Was man auf dem Markt und in solchen Läden nämlich vor allem braucht, sind gute Russischkenntnisse. Sonst bekommt man es noch mehr mit der Unfreundlichkeit der Verkäuferinnen zu tun als ohnehin schon. Auch an der Universität ist das Studium in der Fremdsprache für mich inzwischen selbstverständlich geworden und ich bewundere mit Erstaunen den Zuwachs meiner Mitschriften aus den Vorlesungen. Die Hefte meiner russischen Kommilitonen sind durch die inhaltlich umfangreichen Vorlesungen im Laufe des Semesters schon zu kleinen Büchern angewachsen. Wie zu meinen Grundschulzeiten legen die meisten Studentinnen hier bei ihren Mitschriften sehr viel Wert auf Schönschrift, Sauberkeit und die farbliche Gestaltung. Somit könnte man ihre Aufzeichnungen auch gewissenlos in die Bibliothek als Nachschlagewerke stellen.
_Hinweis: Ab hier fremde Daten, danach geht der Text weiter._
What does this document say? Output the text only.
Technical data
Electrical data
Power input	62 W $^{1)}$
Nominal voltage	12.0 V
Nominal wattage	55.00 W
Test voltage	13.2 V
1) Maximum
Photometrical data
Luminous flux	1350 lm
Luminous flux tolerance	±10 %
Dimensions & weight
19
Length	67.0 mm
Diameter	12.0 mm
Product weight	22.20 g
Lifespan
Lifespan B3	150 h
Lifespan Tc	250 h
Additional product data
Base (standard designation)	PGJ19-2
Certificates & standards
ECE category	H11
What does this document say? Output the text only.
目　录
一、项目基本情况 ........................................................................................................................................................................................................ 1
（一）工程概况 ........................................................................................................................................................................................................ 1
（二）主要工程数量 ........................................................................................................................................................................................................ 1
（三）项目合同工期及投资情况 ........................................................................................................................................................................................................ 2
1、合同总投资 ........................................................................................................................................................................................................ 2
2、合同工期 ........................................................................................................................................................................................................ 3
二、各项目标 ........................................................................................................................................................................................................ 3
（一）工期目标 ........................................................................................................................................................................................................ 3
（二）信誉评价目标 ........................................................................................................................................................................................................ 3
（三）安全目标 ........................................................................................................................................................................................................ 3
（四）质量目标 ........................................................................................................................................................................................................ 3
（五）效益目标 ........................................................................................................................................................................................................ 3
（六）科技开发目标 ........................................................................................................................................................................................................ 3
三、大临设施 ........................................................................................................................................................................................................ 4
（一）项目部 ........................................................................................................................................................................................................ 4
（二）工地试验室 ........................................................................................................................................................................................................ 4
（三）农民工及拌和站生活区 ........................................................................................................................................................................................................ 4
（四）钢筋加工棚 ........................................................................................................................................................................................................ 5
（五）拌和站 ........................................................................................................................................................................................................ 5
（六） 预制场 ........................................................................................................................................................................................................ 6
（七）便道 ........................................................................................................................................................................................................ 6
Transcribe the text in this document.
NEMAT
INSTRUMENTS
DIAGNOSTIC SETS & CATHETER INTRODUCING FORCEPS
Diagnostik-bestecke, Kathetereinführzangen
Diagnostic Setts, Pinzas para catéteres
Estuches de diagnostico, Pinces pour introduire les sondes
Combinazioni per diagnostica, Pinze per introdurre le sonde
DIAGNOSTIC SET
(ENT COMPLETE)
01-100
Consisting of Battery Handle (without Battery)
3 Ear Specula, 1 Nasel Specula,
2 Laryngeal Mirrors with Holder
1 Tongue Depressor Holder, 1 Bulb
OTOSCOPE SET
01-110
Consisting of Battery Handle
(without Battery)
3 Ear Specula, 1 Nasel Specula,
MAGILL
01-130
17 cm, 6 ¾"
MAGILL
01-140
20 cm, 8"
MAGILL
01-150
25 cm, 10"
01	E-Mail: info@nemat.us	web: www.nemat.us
Bibliothekskatalog © Daniela Ließ

Wie ich jedoch festgestellt habe, nutzen die russischen Studenten im Unterschied zu den deutschen die Bibliothek während des Semesters bedeutend weniger. Zum einen mag das vielleicht an der hier wenig geförderten Selbstständigkeit der Studierenden liegen. Ein weiterer Grund könnten aber auch die oft fehlende Zeit und Nerven für das unbequeme und aufwendige russische Bibliothekssystem sein. Ich war ehrlich gesagt etwas geschockt, als ich zum ersten Mal in einer öffentlichen Bibliothek war. Verwöhnt von den deutschen Zuständen, kostete mich hier ein Besuch der Bibliothek anfangs jedes Mal fast genauso viel Nerven wie eine Fahrt im öffentlichen Nahverkehr. Einen komfortablen computergestützten Medienkatalog gibt es nicht, sondern wie zu alten Zeiten muss man sich selbst durch Unmengen von kleinen Karteikärtchen wühlen. Diese verzeichnen den Bestand der Bibliothek und sind in raumfüllenden Schubladenkästen systematisch eingeordnet. Bis man gefunden hat, was man sucht, kann anfangs mehr als eine Stunde und dabei durchaus auch die Lust am Lesen vergehen.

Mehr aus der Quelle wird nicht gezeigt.